Sciroppo di agave: l’agave è estratto in forma di sciroppo dalla pianta che porta esattamente il suo nome. È importante scegliere il prodotto naturale realizzato secondo tecniche tradizionali. L’unica pecca è che, a differenza degli altri dolcificanti, è più costoso.

Melassa: è un sottoprodotto che si ottiene dalla lavorazione dello zucchero di canna. Ha la consistenza di uno sciroppo e un colore molto scuro. È una buona fonte di vitamine e minerali.

Sorbitolo: è ottimo per i diabetici perché vuole poche quantità di insulina, si ricava generalmente dallo sciroppo di mais ma si trova anche in alcuni frutti come datteri, susine e prugne. Ha un potere lassativo, dunque va consumato in piccole quantità.
Xilitolo: ha lo stesso effetto lassativo della melassa, ma ha un basso contenuto calorico e non richiede insulina per la sua metabolizzazione. Si trova nelle fibre di alcune piante quali canna da zucchero, betulla e mais.

Sciroppo d’acero: si ricava dalla linfa dell’omonimo albero, contiene sostanze antinfiammatorie e antiossidanti oltre a molti minerali. È consigliato a chi ha problemi di digestione.

Sciroppo di riso: è più comunemente noto come malto di riso. È composto da tre zuccheri, il maltosio, il glucosio e il maltotriosio.

Sciroppo di malto: si ricava dal malto d’orzo. Ha un colore bruno, ed è ricchissimo di vitamine e minerali. È l’ideale per l’utilizzo in cottura. Un’idea? Potrete preparare delle ottime frittelle in versione più light.

Zucchero di palma: è noto anche come sago, si ricava dai fiori della pianta. Contiene vitamine del gruppo B e ha un indice glicemico piuttosto basso. È consigliato pertanto soprattutto a chi segue un regime alimentare ipocalorico e ha bisogno di liberarsi da qualche chiletto di troppo.

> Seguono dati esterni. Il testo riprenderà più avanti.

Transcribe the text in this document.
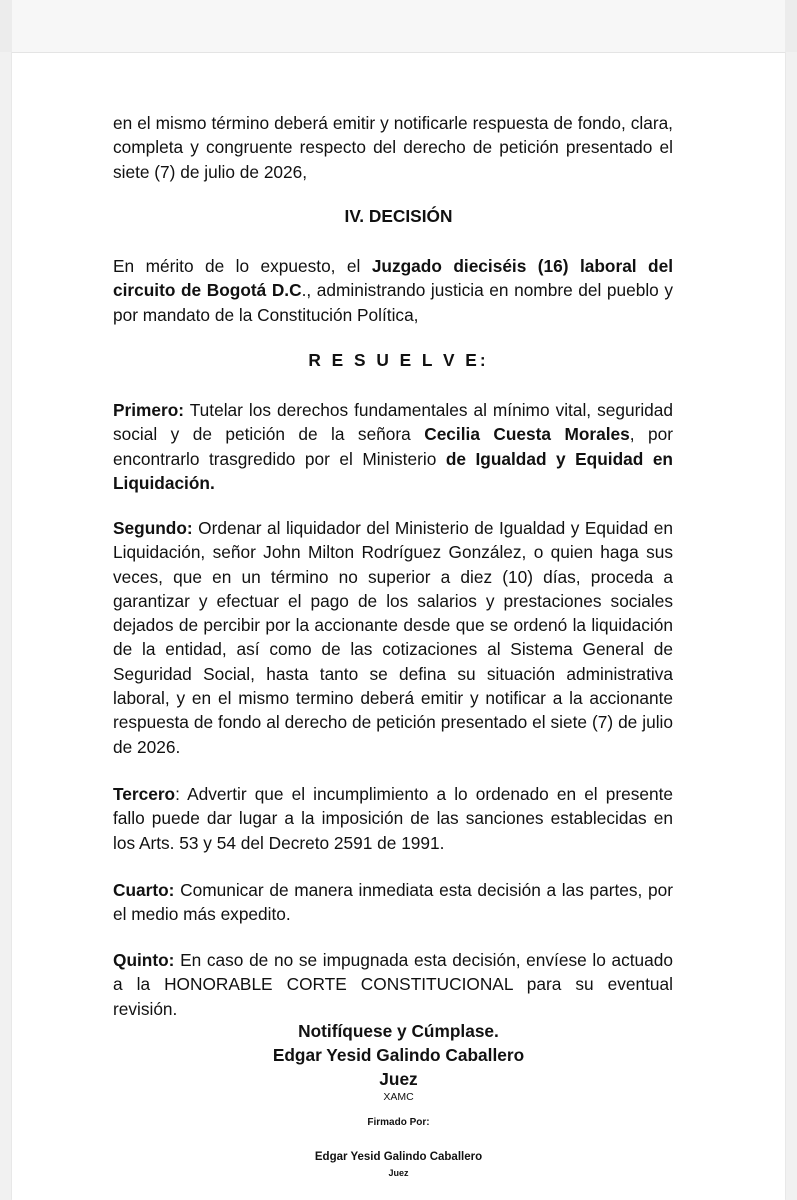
en el mismo término deberá emitir y notificarle respuesta de fondo, clara, completa y congruente respecto del derecho de petición presentado el siete (7) de julio de 2026,

IV. DECISIÓN

En mérito de lo expuesto, el Juzgado dieciséis (16) laboral del circuito de Bogotá D.C., administrando justicia en nombre del pueblo y por mandato de la Constitución Política,

R E S U E L V E:

Primero: Tutelar los derechos fundamentales al mínimo vital, seguridad social y de petición de la señora Cecilia Cuesta Morales, por encontrarlo trasgredido por el Ministerio de Igualdad y Equidad en Liquidación.

Segundo: Ordenar al liquidador del Ministerio de Igualdad y Equidad en Liquidación, señor John Milton Rodríguez González, o quien haga sus veces, que en un término no superior a diez (10) días, proceda a garantizar y efectuar el pago de los salarios y prestaciones sociales dejados de percibir por la accionante desde que se ordenó la liquidación de la entidad, así como de las cotizaciones al Sistema General de Seguridad Social, hasta tanto se defina su situación administrativa laboral, y en el mismo termino deberá emitir y notificar a la accionante respuesta de fondo al derecho de petición presentado el siete (7) de julio de 2026.

Tercero: Advertir que el incumplimiento a lo ordenado en el presente fallo puede dar lugar a la imposición de las sanciones establecidas en los Arts. 53 y 54 del Decreto 2591 de 1991.

Cuarto: Comunicar de manera inmediata esta decisión a las partes, por el medio más expedito.

Quinto: En caso de no se impugnada esta decisión, envíese lo actuado a la HONORABLE CORTE CONSTITUCIONAL para su eventual revisión.

Notifíquese y Cúmplase.

Edgar Yesid Galindo Caballero

Juez

XAMC

Firmado Por:

Edgar Yesid Galindo Caballero

Juez
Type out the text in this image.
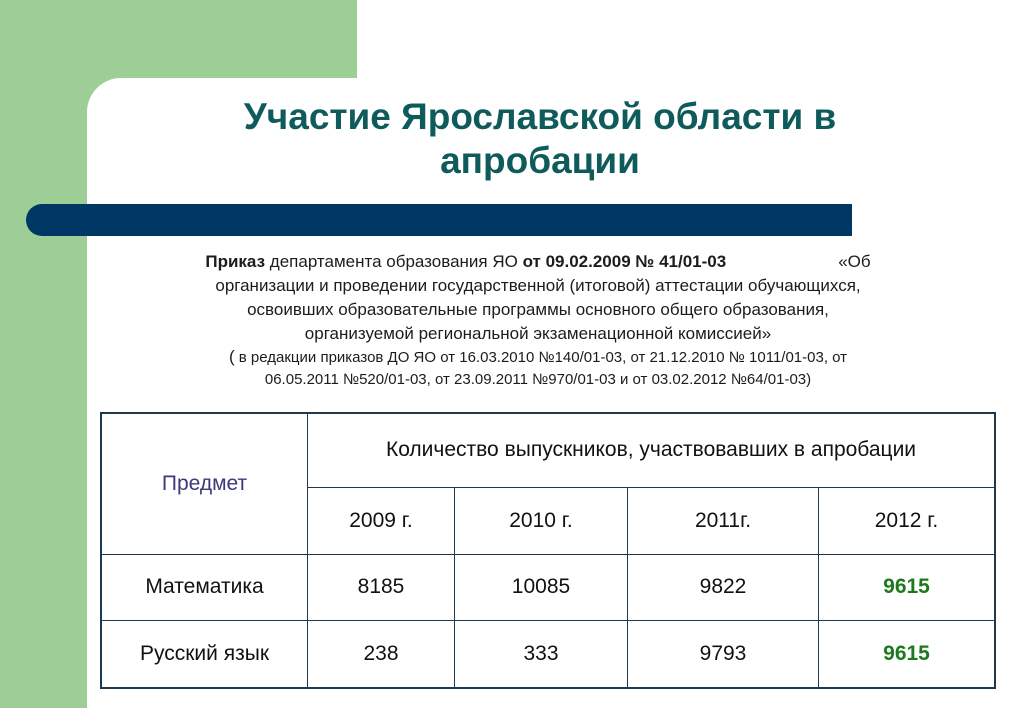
Участие Ярославской области в
апробации
Приказ департамента образования ЯО от 09.02.2009 № 41/01-03	«Об
организации и проведении государственной (итоговой) аттестации обучающихся,
освоивших образовательные программы основного общего образования,
организуемой региональной экзаменационной комиссией»
( в редакции приказов ДО ЯО от 16.03.2010 №140/01-03, от 21.12.2010 № 1011/01-03, от
06.05.2011 №520/01-03, от 23.09.2011 №970/01-03 и от 03.02.2012 №64/01-03)
Предмет	Количество выпускников, участвовавших в апробации			
	2009 г.	2010 г.	2011г.	2012 г.
Математика	8185	10085	9822	9615
Русский язык	238	333	9793	9615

Zucchero di palma da cocco: si ricava dalla linfa delle noci di cocco. È ricco di vitamine del gruppo B e minerali ma anche di acidi grassi, antiossidanti e polifenoli. Contiene anche insulina che ha effetti benefici sulla flora intestinale.

Stevia: la stevia è una pianta d’origine sudamericana. È propria da essa che si recava il noto dolcificante vegetale che in Europa è stato ammesso solo nel 2011. Il suo potere dolcificante è di circa 300 volte maggiore di quello del saccarosio.

Sciroppo di yacon: si ricava dalla radice della omonima pianta, che appartiene alla famiglia del girasole. Ha un sapore che ricorda vagamente la pera e la mela. È salutare perché pieno di probiotici, minerali e vitamine e ha un basso indice glicemico.